Une publication des Archives municipales de Menton, 2011, 159 pages

 

L’histoire de Menton est d’une complexité rare pour une si petite scène où ont évolué les plus grands noms de l’histoire de l’Europe. Non parce que la population mentonnaise est compliquée, mais parce que la cité, de par sa position hautement stratégique, est située aux confluents de toutes les convoitises et sur la route de toutes les influences.

Menton la Méditerranéenne réunissait toutes les caractéristiques pour devenir une terre de conflits, d’affrontements, de confrontations, de tensions mais aussi un espace d’échanges, de culture, de négociations et d’élans passionnés mêlés.

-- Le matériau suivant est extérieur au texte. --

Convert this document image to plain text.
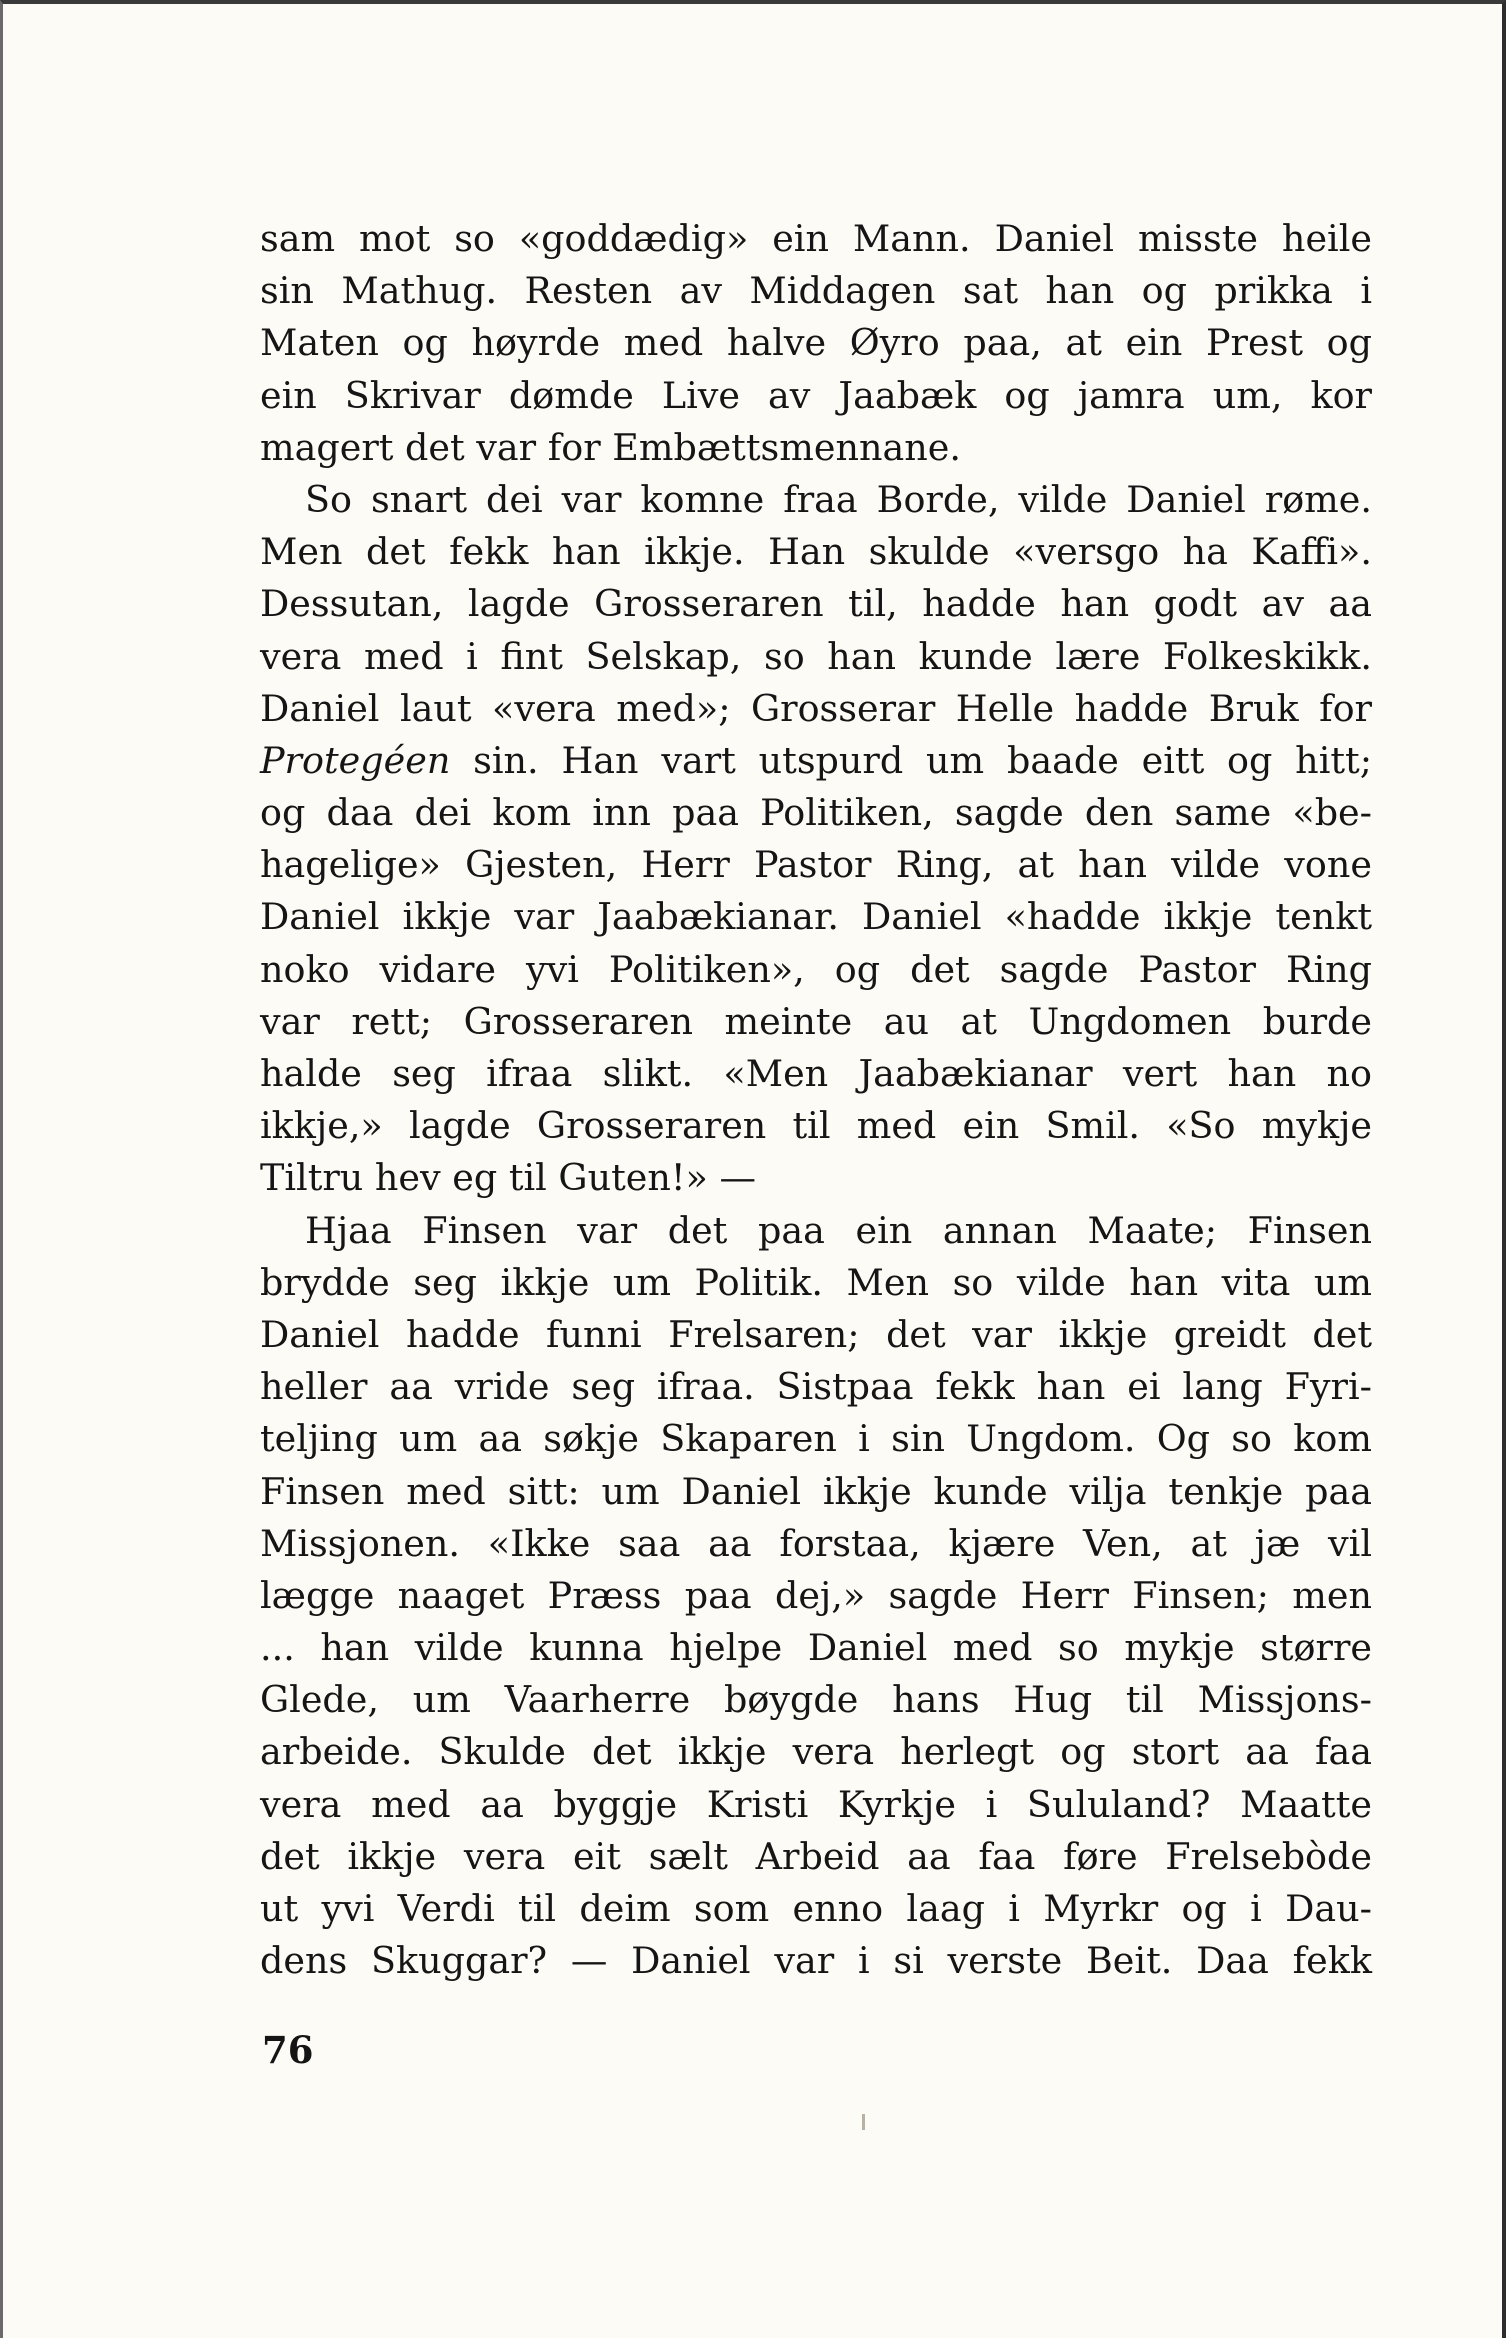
sam mot so «goddædig» ein Mann. Daniel misste heile
sin Mathug. Resten av Middagen sat han og prikka i
Maten og høyrde med halve Øyro paa, at ein Prest og
ein Skrivar dømde Live av Jaabæk og jamra um, kor
magert det var for Embættsmennane.
So snart dei var komne fraa Borde, vilde Daniel røme.
Men det fekk han ikkje. Han skulde «versgo ha Kaffi».
Dessutan, lagde Grosseraren til, hadde han godt av aa
vera med i fint Selskap, so han kunde lære Folkeskikk.
Daniel laut «vera med»; Grosserar Helle hadde Bruk for
Protegéen sin. Han vart utspurd um baade eitt og hitt;
og daa dei kom inn paa Politiken, sagde den same «be-
hagelige» Gjesten, Herr Pastor Ring, at han vilde vone
Daniel ikkje var Jaabækianar. Daniel «hadde ikkje tenkt
noko vidare yvi Politiken», og det sagde Pastor Ring
var rett; Grosseraren meinte au at Ungdomen burde
halde seg ifraa slikt. «Men Jaabækianar vert han no
ikkje,» lagde Grosseraren til med ein Smil. «So mykje
Tiltru hev eg til Guten!» —
Hjaa Finsen var det paa ein annan Maate; Finsen
brydde seg ikkje um Politik. Men so vilde han vita um
Daniel hadde funni Frelsaren; det var ikkje greidt det
heller aa vride seg ifraa. Sistpaa fekk han ei lang Fyri-
teljing um aa søkje Skaparen i sin Ungdom. Og so kom
Finsen med sitt: um Daniel ikkje kunde vilja tenkje paa
Missjonen. «Ikke saa aa forstaa, kjære Ven, at jæ vil
lægge naaget Præss paa dej,» sagde Herr Finsen; men
... han vilde kunna hjelpe Daniel med so mykje større
Glede, um Vaarherre bøygde hans Hug til Missjons-
arbeide. Skulde det ikkje vera herlegt og stort aa faa
vera med aa byggje Kristi Kyrkje i Sululand? Maatte
det ikkje vera eit sælt Arbeid aa faa føre Frelsebòde
ut yvi Verdi til deim som enno laag i Myrkr og i Dau-
dens Skuggar? — Daniel var i si verste Beit. Daa fekk
76
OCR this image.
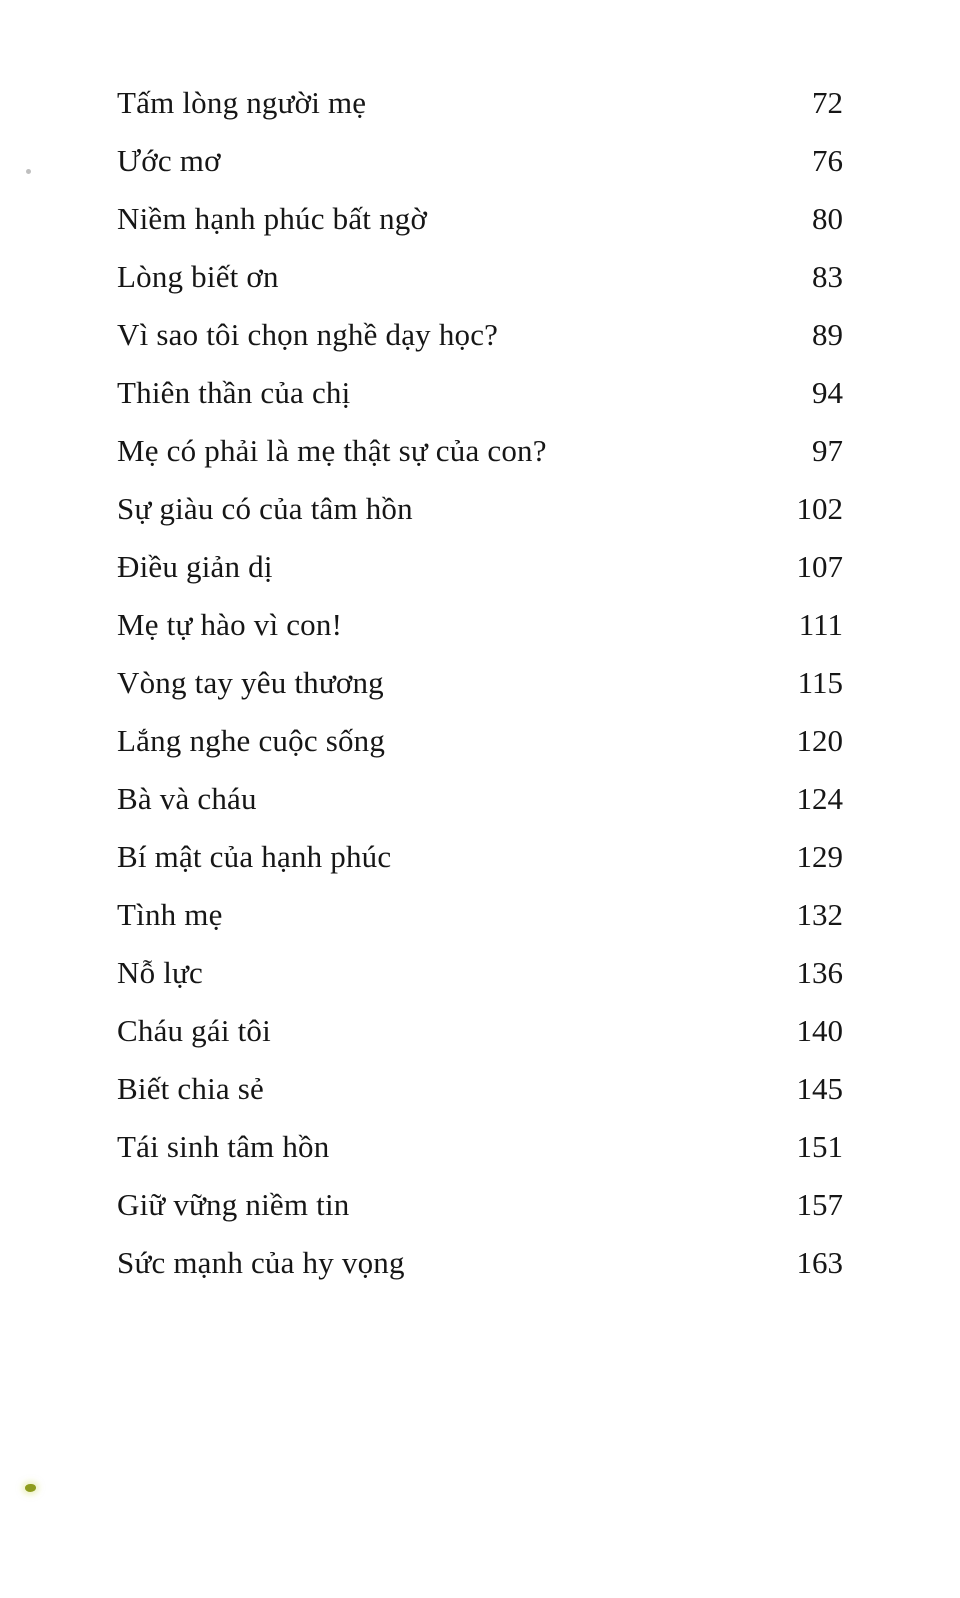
Tấm lòng người mẹ	72
Ước mơ	76
Niềm hạnh phúc bất ngờ	80
Lòng biết ơn	83
Vì sao tôi chọn nghề dạy học?	89
Thiên thần của chị	94
Mẹ có phải là mẹ thật sự của con?	97
Sự giàu có của tâm hồn	102
Điều giản dị	107
Mẹ tự hào vì con!	111
Vòng tay yêu thương	115
Lắng nghe cuộc sống	120
Bà và cháu	124
Bí mật của hạnh phúc	129
Tình mẹ	132
Nỗ lực	136
Cháu gái tôi	140
Biết chia sẻ	145
Tái sinh tâm hồn	151
Giữ vững niềm tin	157
Sức mạnh của hy vọng	163
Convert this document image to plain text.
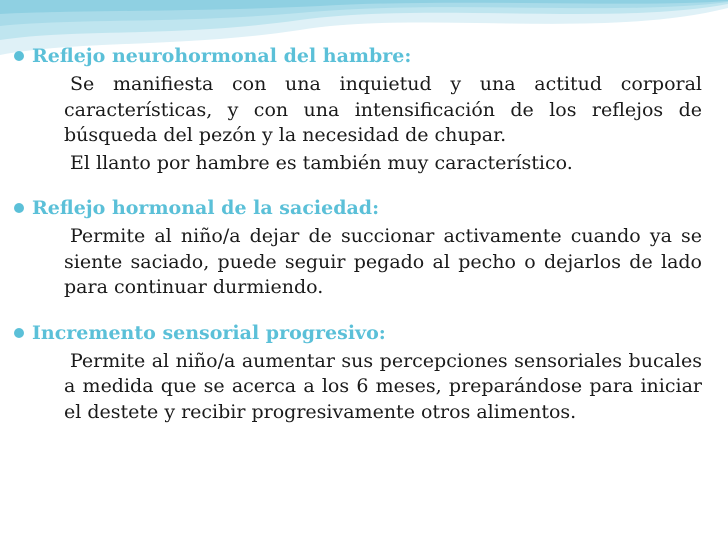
Reflejo neurohormonal del hambre:

Se manifiesta con una inquietud y una actitud corporal características, y con una intensificación de los reflejos de búsqueda del pezón y la necesidad de chupar.

El llanto por hambre es también muy característico.

Reflejo hormonal de la saciedad:

Permite al niño/a dejar de succionar activamente cuando ya se siente saciado, puede seguir pegado al pecho o dejarlos de lado para continuar durmiendo.

Incremento sensorial progresivo:

Permite al niño/a aumentar sus percepciones sensoriales bucales a medida que se acerca a los 6 meses, preparándose para iniciar el destete y recibir progresivamente otros alimentos.
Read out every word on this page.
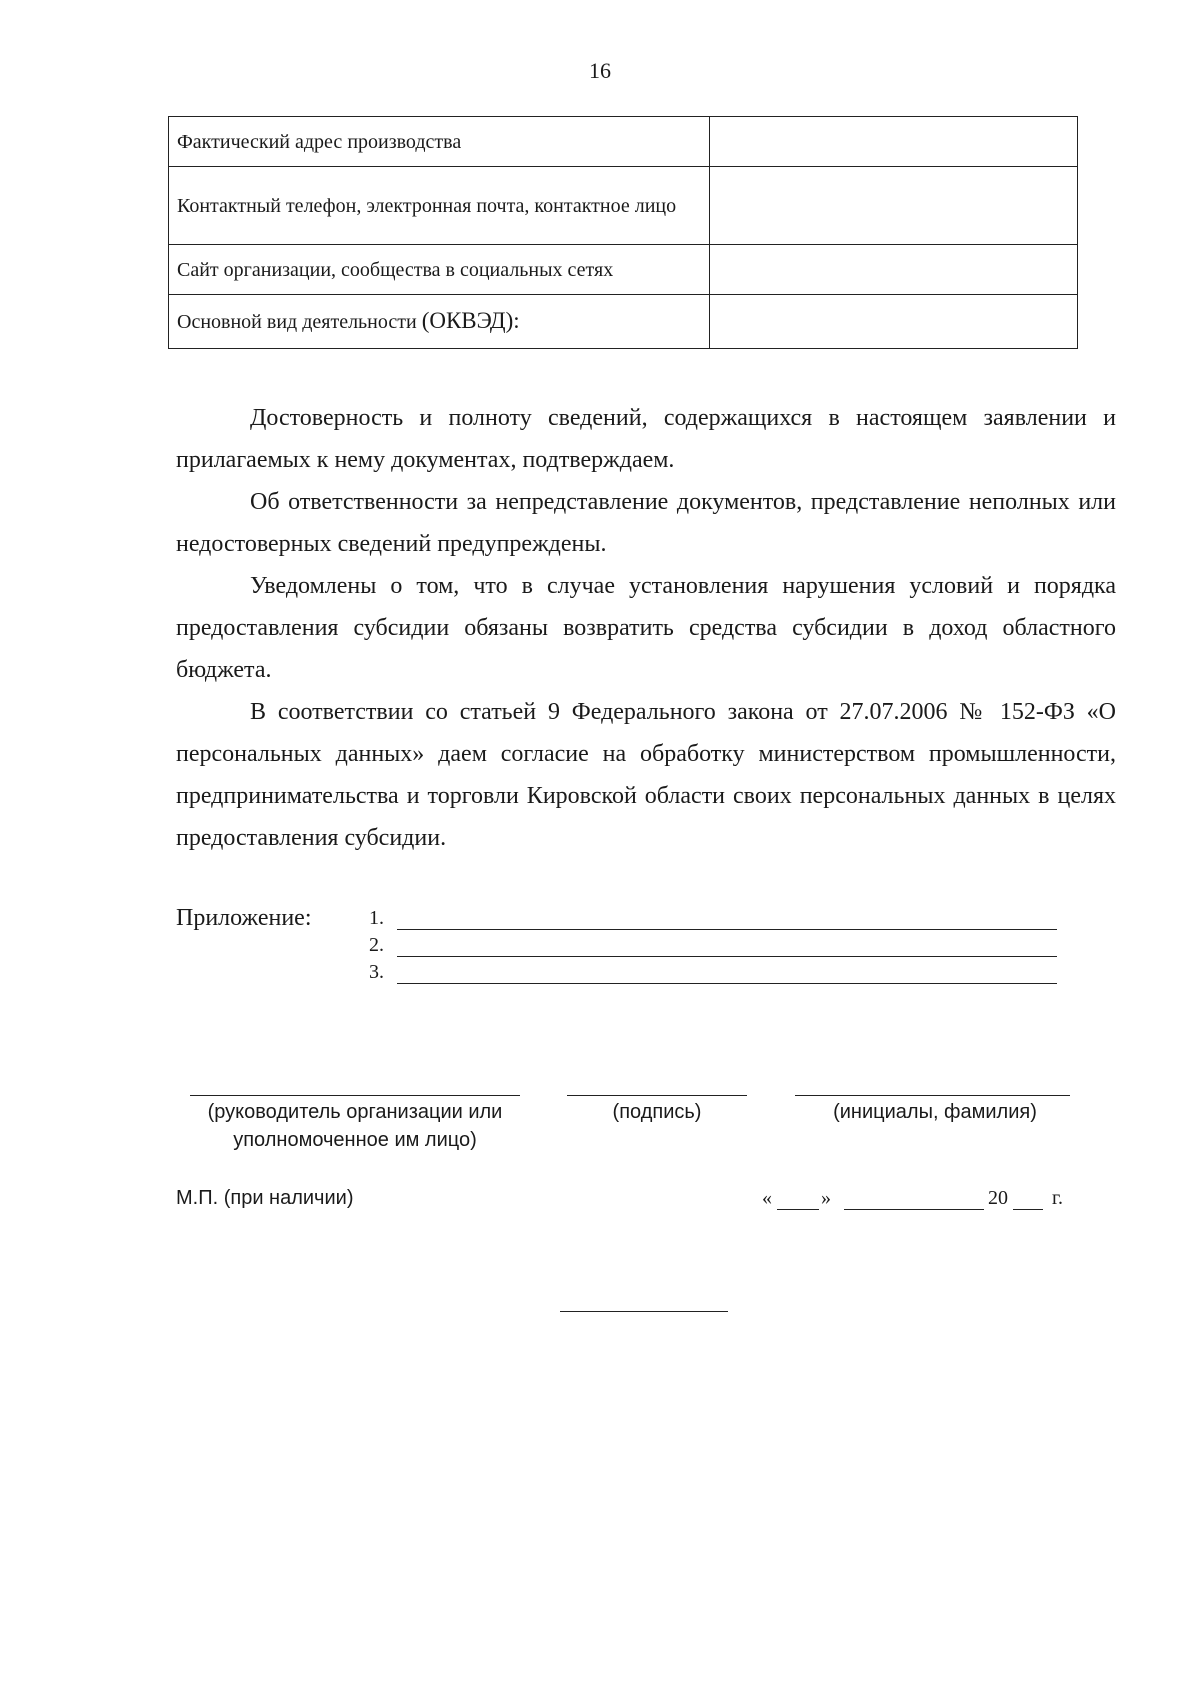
16
Фактический адрес производства	
Контактный телефон, электронная почта, контактное лицо	
Сайт организации, сообщества в социальных сетях	
Основной вид деятельности (ОКВЭД):	
Достоверность и полноту сведений, содержащихся в настоящем заявлении и прилагаемых к нему документах, подтверждаем.
Об ответственности за непредставление документов, представление неполных или недостоверных сведений предупреждены.
Уведомлены о том, что в случае установления нарушения условий и порядка предоставления субсидии обязаны возвратить средства субсидии в доход областного бюджета.
В соответствии со статьей 9 Федерального закона от 27.07.2006 № 152-ФЗ «О персональных данных» даем согласие на обработку министерством промышленности, предпринимательства и торговли Кировской области своих персональных данных в целях предоставления субсидии.
Приложение:	1.
2.
3.
(руководитель организации или уполномоченное им лицо)
(подпись)	(инициалы, фамилия)
М.П. (при наличии)	« »	20 г.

Verger et plate-forme économique de la Principauté de Monaco, dont elle fut la propriété de façon quasi-ininterrompue durant cinq siècles avant son rattachement à la France (2 février 1861), la cité vit s’activer sur son sol les Génois, les comtes de Vintimille, le marquis de Dolceacqua, les Espagnols, les Sardes, les Piémontais, les Provençaux, les Français, les Italiens…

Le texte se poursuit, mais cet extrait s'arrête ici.